When Curry-Davis began One Voice 6½ years ago at God’s prompting, she would have never believed she would gain attention for the addicted coalfields from Washington, D.C.
“Sen. (Joe) Manchin’s office did a roundtable in Beckley and invited me there in the fall. Manchin came back to Oceana Middle School to present to the student body.”
She invited him to spend a few more minutes at another roundtable, this one with youth of the community seated round, uniting to share their experiences.
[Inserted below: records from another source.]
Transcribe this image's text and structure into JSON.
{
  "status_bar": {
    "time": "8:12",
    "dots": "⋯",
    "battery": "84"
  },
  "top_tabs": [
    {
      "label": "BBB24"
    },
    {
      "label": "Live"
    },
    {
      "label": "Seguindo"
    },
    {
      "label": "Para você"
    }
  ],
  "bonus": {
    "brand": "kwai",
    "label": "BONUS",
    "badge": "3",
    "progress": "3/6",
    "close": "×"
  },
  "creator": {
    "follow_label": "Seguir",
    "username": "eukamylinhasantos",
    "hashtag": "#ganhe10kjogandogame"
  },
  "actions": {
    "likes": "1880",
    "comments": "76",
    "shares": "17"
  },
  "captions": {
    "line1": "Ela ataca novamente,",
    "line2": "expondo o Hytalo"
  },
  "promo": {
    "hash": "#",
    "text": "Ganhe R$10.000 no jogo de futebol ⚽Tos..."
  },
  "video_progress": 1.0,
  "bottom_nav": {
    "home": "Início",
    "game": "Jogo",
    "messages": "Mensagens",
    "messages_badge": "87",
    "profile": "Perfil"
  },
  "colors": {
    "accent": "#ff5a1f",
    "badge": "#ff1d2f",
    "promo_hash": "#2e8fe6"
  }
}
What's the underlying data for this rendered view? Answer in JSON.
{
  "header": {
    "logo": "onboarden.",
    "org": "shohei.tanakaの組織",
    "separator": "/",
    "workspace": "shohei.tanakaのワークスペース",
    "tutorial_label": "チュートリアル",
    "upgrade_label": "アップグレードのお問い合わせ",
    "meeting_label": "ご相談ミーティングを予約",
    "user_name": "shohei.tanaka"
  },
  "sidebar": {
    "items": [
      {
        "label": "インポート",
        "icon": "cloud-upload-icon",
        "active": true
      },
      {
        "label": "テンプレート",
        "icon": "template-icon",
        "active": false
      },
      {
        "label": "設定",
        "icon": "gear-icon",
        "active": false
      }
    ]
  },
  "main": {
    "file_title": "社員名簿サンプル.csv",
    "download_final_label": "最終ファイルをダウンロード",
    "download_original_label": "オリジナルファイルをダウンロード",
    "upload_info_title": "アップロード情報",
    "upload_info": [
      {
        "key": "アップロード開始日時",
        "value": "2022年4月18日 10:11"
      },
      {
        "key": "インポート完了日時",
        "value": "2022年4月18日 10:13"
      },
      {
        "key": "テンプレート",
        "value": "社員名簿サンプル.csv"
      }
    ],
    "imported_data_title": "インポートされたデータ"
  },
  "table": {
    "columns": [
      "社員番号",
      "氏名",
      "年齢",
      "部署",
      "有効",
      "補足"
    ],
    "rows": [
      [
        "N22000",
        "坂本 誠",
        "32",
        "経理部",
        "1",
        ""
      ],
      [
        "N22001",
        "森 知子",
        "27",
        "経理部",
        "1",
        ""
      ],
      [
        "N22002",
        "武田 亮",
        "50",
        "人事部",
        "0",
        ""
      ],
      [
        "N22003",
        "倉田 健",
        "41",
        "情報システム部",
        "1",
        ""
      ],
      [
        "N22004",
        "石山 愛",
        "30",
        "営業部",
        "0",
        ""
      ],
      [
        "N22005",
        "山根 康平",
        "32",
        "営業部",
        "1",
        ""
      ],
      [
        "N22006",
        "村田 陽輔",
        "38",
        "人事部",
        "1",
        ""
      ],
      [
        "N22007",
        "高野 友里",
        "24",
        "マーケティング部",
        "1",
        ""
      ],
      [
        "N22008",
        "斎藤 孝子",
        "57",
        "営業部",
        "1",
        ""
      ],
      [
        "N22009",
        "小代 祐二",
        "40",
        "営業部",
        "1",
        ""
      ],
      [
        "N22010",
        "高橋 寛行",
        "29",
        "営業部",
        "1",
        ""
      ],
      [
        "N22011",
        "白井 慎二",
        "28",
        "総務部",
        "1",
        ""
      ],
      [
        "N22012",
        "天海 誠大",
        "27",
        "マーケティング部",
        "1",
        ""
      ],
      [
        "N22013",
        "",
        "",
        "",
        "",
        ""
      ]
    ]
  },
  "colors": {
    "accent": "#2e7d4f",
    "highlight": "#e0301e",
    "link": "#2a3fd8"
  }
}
“He listened as one child who said he was an athlete couldn’t go to the park because he was always approached to buy, sell or do drugs. Another student said her father had been hurt when he became addicted to pain medications. There were two students who told about finding a gun at their bus stop .” challenges once reserved for larger cities, now come home in concentrate to West Virginia’s rural communities.
While attention from esteemed politicians helps, Curry-Davis maintains the onus is upon the local church body to assist addicts in reforming their lives — without judgment and in unconditional love.
The problem is so prevalent, her group doesn’t have time to spend on casual queries — they are looking for groups and individuals ready for the commitment it takes to walk the addicted through to sobriety, to be inspired by their own unique ways to fill the chasms ahead of lives spiraling out of control, to recognize the potential in a pudding cup and in a broken life.
“When churches started being more concerned about the buildings and programs instead of the people, things started getting worse. Our vision is to see recovering addicts minister to addicts, to see churches open their doors to more recovery programs. Churches are the heartbeat of a community.”